Bir yola çıkarız hayatta ve bazı şanslı insanlar bu yolları katederken. Peki neden şanslı ya da şanssız?

Yollar, insanlar, ağaçlar ve toprak geçer gider. Asla bir daha aynı olmayacak binlerce hayat yanımızdan alıp geçiyor. Ve uyuyoruz tıpkı hayatta olduğu gibi. Kusursuz bahanelerimizi kenara atarak usulca uyuyoruz. Kaçan hayatlara değil de sanki yakalayacağımız şansları da kaçırırcasına uyuyoruz(Uyanın Ulenn). Hadi bi uyku arasında gözümüzü açtık, hafifçe bakındık etrafa usulca. Karanlıklar içerisinde seni sıcacık tutan(mevsim kış oldu tabi üşüyoruz). Gözümüze bir şey takılıyor. Kapı aralık(espiri yapılmayacak burada), gözlerimiz buğulu zaten, gölgeler bize oyun yapıyor.
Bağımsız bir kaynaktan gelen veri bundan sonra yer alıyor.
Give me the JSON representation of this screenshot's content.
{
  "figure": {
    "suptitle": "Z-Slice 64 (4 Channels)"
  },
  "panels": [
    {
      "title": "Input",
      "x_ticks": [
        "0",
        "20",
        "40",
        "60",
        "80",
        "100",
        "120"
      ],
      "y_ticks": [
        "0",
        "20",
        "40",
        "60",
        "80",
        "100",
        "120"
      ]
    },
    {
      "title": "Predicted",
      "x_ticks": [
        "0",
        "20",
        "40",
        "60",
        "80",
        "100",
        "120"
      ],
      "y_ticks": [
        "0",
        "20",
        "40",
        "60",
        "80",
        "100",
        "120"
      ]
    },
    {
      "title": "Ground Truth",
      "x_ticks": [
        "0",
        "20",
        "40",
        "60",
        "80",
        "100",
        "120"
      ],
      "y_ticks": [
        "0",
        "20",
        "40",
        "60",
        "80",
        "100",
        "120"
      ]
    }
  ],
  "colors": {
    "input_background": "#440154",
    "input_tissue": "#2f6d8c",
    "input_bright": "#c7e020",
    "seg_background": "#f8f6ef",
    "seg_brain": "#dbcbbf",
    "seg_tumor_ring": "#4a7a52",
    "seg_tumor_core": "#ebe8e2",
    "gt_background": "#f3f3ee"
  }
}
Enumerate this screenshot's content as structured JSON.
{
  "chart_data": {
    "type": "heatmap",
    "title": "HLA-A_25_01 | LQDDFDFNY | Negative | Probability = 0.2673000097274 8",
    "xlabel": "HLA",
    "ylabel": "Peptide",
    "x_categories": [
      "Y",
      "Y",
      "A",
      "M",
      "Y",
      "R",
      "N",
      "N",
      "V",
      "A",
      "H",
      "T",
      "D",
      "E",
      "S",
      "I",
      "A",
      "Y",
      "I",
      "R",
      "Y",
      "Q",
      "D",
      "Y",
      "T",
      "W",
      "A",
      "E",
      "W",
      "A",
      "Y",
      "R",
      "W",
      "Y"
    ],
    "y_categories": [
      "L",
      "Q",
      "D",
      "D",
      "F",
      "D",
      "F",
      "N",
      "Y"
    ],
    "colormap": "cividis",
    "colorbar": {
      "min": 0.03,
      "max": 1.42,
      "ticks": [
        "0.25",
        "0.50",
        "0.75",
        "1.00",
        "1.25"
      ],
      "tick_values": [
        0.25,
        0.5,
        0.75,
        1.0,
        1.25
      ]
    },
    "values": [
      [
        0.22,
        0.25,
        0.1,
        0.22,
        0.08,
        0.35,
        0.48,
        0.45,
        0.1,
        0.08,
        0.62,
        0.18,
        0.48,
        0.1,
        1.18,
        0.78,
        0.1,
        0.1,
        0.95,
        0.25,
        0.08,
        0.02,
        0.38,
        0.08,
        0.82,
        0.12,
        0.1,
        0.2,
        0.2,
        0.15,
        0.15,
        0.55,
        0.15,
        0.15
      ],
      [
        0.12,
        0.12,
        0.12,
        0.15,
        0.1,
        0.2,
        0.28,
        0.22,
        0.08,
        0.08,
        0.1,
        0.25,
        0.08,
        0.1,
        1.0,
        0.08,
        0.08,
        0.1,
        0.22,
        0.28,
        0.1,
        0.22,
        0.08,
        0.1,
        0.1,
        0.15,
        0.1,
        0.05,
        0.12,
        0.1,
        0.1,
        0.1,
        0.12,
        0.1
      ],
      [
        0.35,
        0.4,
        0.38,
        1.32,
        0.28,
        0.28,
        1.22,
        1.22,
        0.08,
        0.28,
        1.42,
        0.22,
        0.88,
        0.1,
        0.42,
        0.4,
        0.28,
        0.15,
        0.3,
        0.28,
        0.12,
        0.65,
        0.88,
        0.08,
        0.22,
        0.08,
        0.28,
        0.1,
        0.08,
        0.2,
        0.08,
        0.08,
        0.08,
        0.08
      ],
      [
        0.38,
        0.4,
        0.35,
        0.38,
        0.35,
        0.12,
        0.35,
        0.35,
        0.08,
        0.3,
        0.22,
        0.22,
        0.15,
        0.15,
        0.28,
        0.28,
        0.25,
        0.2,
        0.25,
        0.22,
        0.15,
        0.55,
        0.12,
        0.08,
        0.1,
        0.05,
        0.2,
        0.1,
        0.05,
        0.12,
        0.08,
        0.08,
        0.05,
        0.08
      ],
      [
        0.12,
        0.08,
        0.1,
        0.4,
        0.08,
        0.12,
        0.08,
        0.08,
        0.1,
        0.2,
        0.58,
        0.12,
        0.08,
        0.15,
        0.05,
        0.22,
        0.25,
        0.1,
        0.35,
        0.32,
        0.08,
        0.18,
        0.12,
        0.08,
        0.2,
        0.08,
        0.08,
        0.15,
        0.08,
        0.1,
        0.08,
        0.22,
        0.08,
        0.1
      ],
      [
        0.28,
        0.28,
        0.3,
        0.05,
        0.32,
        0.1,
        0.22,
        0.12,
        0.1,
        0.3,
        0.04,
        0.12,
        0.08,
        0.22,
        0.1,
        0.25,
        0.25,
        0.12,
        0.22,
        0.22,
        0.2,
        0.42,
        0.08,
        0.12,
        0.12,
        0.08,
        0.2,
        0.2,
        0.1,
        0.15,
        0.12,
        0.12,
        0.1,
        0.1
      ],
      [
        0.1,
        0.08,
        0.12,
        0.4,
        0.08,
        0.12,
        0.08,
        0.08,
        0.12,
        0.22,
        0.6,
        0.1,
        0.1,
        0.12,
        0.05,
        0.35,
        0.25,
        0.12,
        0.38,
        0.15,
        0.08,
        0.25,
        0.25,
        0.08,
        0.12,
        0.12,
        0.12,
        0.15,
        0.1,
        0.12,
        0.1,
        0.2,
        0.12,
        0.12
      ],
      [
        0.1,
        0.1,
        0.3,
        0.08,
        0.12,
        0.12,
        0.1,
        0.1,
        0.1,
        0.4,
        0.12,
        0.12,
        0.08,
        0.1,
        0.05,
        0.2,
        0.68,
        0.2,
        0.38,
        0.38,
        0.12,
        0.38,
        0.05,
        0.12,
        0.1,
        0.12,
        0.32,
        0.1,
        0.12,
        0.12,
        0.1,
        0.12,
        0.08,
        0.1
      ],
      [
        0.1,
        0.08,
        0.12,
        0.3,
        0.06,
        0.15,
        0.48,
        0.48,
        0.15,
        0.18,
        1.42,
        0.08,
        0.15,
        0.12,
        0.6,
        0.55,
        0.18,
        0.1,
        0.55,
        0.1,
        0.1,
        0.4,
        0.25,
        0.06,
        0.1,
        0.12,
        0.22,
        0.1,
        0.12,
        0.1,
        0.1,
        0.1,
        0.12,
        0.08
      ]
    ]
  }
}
Birileri geçiyor hayatımızın dibinden. Fark etsen kalkacaksın bakacaksın. Belki bi sigara yakıp düşüneceksin pencereden sokağa bakarken. Göreceksin gecenin son demlerinde usulca ama inadına yanan sokak lambasını sayesinde yoldaki bir kediyi. Neden uyumuyor bu acaba diyeceksin. Düşüneceksin, ne yaptığını, ne yapacağını. Uykunu kaçıracaksın. Kimlerin etrafından geçtiğini o an fark edeceksin. Tam bu anda hadi canım diyeceksin. Belki bir yudum su içeceksin. Yatayım diyeceksin. Usulca kafanı yastığa koymayı isteyeceksin ama içinden, en derinden uykunu kaçıracak düşünceleri engelleyemeyeceksin. Yola çıktın artık. Duramazsın. Aramıza hoş geldin. Hayatı uyuyarak değil de rahatsız olarak, bi sağa bi sola dönerek devam edeceksin.